Euripide ou Sophocle nous auraient raconté cette tragédie mais il leur aurait fallu de véritables rois et princesses quand nous n’avons là que des voyous. Elisa Amoruso, Julian Jarrold et Stephen Butchard, les auteurs de The Good Mothers, ont fait de ces voyous des rois et des princesses parce que ce qu’ils leur ont fait vivre, là où ils le vivent, s’accorde intimement avec ce que nous chuchotent la campagne calabraise brûlée par le soleil et les prestigieux vestiges de Sibaris, autrefois témoins d’aussi grands drames.
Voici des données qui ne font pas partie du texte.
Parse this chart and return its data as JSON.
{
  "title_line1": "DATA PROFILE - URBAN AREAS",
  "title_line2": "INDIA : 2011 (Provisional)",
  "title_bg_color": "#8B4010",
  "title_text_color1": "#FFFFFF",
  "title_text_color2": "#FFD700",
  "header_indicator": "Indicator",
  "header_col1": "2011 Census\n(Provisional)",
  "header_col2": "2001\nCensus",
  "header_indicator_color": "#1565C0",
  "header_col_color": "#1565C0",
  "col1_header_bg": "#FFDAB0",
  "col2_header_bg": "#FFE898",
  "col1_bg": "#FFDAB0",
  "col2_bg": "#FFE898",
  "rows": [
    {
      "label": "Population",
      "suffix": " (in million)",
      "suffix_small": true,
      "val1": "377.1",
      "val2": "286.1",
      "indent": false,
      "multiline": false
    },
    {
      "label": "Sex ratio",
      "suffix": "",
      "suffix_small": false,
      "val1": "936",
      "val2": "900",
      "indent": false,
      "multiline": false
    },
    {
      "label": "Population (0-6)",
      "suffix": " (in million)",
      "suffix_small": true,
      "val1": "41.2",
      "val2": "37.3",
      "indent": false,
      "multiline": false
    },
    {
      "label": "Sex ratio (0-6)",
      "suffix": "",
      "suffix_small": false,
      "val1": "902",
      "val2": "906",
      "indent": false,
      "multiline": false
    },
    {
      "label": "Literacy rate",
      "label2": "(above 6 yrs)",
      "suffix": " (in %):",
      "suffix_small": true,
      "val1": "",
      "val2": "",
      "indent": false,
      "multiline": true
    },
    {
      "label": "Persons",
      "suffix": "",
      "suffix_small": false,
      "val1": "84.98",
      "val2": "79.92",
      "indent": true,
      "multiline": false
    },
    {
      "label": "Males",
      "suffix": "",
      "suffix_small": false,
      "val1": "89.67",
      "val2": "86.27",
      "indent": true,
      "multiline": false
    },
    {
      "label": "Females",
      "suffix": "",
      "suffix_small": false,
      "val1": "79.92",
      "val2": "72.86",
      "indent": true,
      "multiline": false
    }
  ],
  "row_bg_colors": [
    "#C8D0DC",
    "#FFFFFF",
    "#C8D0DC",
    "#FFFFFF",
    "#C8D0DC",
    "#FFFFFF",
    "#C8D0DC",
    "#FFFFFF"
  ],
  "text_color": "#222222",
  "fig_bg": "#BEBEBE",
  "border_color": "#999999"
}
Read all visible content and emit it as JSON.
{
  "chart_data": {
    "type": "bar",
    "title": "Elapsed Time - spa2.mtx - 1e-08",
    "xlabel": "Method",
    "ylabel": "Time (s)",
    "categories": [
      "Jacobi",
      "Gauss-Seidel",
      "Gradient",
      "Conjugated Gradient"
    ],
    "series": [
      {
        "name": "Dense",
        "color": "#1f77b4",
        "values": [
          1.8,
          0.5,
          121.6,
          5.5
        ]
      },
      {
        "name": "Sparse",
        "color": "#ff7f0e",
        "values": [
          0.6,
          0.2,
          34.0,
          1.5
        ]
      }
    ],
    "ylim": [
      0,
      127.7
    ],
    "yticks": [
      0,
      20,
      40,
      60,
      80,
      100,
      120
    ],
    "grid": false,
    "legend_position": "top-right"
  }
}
Notes : 1 – La véritable Giuseppina a toutefois déclaré ne pas se reconnaître dans le personnage de la série. 2 – Loyauté : Fidélité manifestée par la conduite aux engagements pris, au respect des règles de l’honneur et de la probité. Première occurence : 1130, lealted (Lois de Guillaume le Conquérant, éd. J. E. Matzke, no14) source : Cnrtl. 3 – Dans le Vogue Italia du 13 avril 2023.

The Good Mother est un mini-feuilleton en 6 épisodes écrit par Stephen Butchard et réalisé par Elisa Amoruso et Julian Jarrold pour Disney +. Il est interprété notamment par : Barbara Chichiarelli, Micaela Ramazzotti, Gaia Girace, Simona Distefano, Francesco Colella, Andrea Dodero.